4. Al het tot nu overwogene leidt tot het oordeel dat het bestreden besluit, voor zover betrekking hebbend op de oplegging van de disciplinaire straf, in rechte geen stand kan houden en voor vernietiging in aanmerking komt evenals de aangevallen uitspraak, voor zover daarbij het vernietigde deel van dat besluit in stand is gelaten. Gelet op het oordeel van de Raad, zoals neergelegd in de rechtsoverwegingen 3.1.2 tot en met 3.1.4, is er aanleiding de rechtsgevolgen van het vernietigde deel van het besluit in stand te laten.

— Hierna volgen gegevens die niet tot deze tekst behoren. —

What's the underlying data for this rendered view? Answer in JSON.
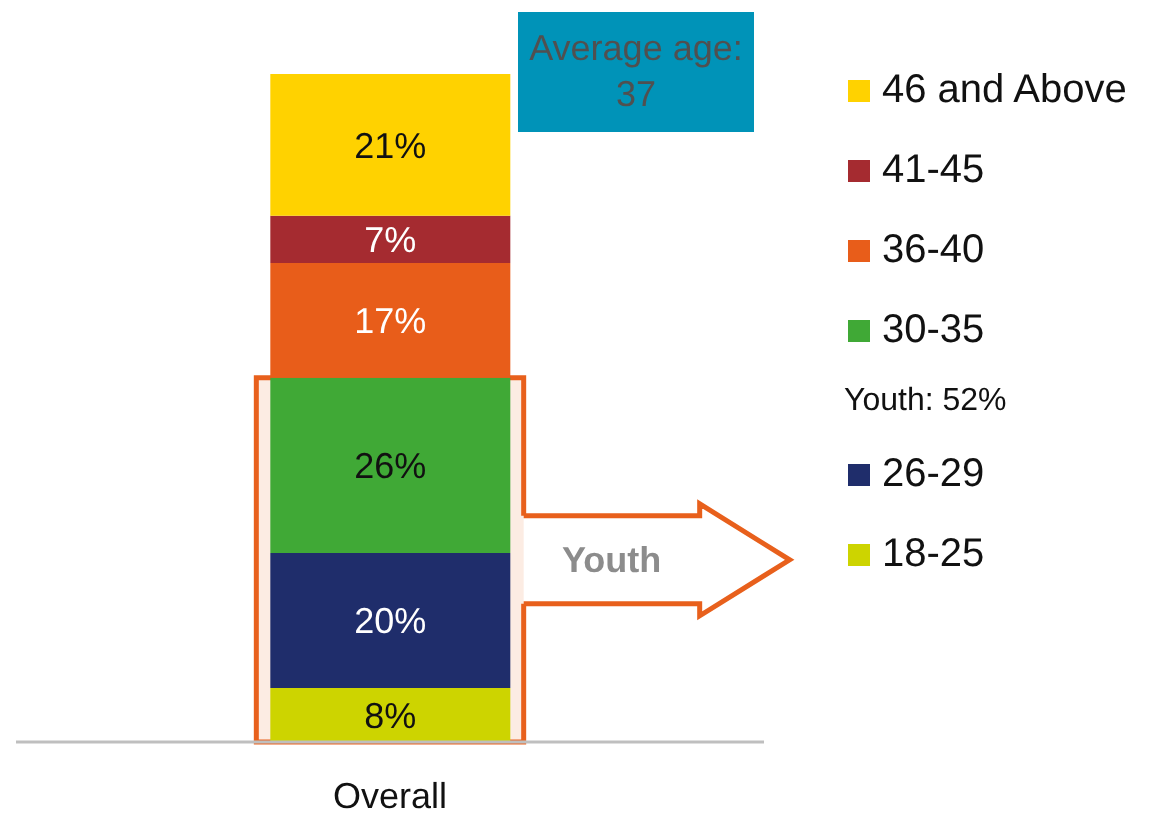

5. In het vorenstaande vindt de Raad aanleiding om de minister op grond van artikel 8:75 van de Algemene wet bestuursrecht te veroordelen in de proceskosten van appellant in hoger beroep tot een bedrag van € 644,-.
De Centrale Raad van Beroep;
Vernietigt de aangevallen uitspraak, voor zover aangevochten;
Verklaart het beroep gegrond en vernietigt het besluit van 18 april 2006, voor zover daarbij het bezwaar tegen de opgelegde disciplinaire straf ongegrond is verklaard;
Bepaalt dat de rechtsgevolgen van het door de Raad vernietigde deel van het besluit van 18 april 2006 in stand blijven;
Veroordeelt de Staat der Nederlanden tot betaling aan appellant van een schadevergoeding ten bedrage van € 1.500,-;
Veroordeelt de minister in de proceskosten van appellant in hoger beroep tot een bedrag van € 644,-, te betalen door de Staat der Nederlanden;
Bepaalt dat de Staat der Nederlanden aan appellant het door hem in hoger beroep betaalde griffierecht van € 214,- vergoedt.
Deze uitspraak is gedaan door J.G. Treffers als voorzitter en M.C. Bruning en K.J. Kraan als leden. De beslissing is, in tegenwoordigheid van M. Koopman als griffier, uitgesproken in het openbaar op 12 maart 2009.